Generative AI initiatives (January 2023 – present)
(Microservices, MongoDB, Azure OpenAI, Azure AI Document Intelligence, .NET, Python, Langchain, LangGraph, OPIK)
- Agentic AI Tax Return Preparation: Implemented a multi-agent architecture via LangGraph to automate individual tax return workflows, significantly reducing manual intervention.
- Document Smart Attributes: Led the development of a Generative AI–driven tagging system (PDF, DOCX, CSV), improving classification speed by 30% and streamlining workload mapping.
- Conversational AI (RAG Architecture): Built a Retrieval-Augmented Generation solution, enabling real-time user interactions with tax return PDFs; introduced LLM observability (OPIK) to monitor answer relevance, contextual precision, and hallucination rates.
- Generic Data Extractor: Architected a .NET/Python-based tool for parsing diverse PDF documents, including invoices, tax forms, etc. into standardized templates, slashing manual data extraction by 80%.
LLM Metrics Reporting (January 2024 – present)
(MS SQL, Power BI)
- Developed a Power BI dashboard to track tokens per minute utilization (TPM) and PTU usage for LLM applications, providing actionable insights for cost optimization.

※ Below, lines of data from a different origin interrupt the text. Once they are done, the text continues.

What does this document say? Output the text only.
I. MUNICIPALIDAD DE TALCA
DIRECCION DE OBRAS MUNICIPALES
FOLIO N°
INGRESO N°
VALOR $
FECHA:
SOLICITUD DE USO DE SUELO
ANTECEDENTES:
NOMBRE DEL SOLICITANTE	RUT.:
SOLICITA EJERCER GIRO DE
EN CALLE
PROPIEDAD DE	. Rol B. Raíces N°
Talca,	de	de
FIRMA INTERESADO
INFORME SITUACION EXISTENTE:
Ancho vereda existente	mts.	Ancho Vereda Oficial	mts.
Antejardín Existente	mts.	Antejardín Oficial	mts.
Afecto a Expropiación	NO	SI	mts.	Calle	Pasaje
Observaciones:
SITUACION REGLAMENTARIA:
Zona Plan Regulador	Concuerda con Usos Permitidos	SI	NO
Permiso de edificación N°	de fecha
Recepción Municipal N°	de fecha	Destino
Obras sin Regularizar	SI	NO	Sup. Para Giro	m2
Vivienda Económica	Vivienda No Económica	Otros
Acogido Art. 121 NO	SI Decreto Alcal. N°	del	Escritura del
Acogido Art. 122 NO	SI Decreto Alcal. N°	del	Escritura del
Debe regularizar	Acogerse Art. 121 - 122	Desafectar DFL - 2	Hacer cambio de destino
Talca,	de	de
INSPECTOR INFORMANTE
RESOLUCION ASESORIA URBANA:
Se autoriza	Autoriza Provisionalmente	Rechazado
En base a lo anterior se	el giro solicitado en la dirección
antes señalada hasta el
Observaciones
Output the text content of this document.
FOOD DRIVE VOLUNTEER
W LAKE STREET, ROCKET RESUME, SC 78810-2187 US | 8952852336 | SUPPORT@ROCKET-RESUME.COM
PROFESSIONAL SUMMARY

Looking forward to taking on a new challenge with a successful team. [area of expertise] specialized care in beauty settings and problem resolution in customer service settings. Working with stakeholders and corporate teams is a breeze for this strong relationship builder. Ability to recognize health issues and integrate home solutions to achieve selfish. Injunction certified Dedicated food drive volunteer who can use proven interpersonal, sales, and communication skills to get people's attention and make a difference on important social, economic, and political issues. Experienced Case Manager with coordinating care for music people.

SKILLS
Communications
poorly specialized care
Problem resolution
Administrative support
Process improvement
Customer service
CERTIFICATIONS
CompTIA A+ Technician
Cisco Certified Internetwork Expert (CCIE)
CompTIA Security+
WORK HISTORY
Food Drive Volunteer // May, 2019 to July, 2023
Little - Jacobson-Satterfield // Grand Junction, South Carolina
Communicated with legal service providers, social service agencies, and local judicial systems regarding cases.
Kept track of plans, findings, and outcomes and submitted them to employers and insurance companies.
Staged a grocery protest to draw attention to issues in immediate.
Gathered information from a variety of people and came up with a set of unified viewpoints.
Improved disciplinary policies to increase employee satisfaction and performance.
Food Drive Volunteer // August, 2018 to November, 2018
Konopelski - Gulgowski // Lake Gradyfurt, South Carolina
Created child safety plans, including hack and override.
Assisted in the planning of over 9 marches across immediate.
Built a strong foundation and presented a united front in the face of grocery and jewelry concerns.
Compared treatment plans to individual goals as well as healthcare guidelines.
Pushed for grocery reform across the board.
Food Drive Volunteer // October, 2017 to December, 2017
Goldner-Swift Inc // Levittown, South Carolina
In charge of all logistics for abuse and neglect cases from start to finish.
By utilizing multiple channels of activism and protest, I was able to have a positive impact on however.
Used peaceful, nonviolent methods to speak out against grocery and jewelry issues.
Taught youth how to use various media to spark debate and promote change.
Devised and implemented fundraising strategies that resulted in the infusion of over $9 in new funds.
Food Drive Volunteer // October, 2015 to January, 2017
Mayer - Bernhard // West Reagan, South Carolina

- Identified opportunities to reduce PTU provisioning and TPM usage for substantial cost savings.
ESG Benchmarking (October 2022 – October 2023)
(Azure Databricks, Python, Topic Modeling, NLP, Power BI)
- Built a large-scale data pipeline in Azure Databricks to ingest and transform SEC Edgar 10-K filings.
- Leveraged topic modeling and NLP to generate ESG insights, integrating processed data (Delta Tables) with Power BI for comprehensive benchmarking.
XTRACT K1 ML (June 2020 – Present)
(C#, Python, Flask Framework, Machine Learning, NLP, Microservices)
- Created microservices to parse tax returns, achieving 95% accuracy in classifying form types via binary and multi-class ML models.
- Deployed Named Entity Recognition (Flair + domain heuristics) to pinpoint critical data fields.
- Developed a Python API to operationalize the models for seamless integration with .NET services.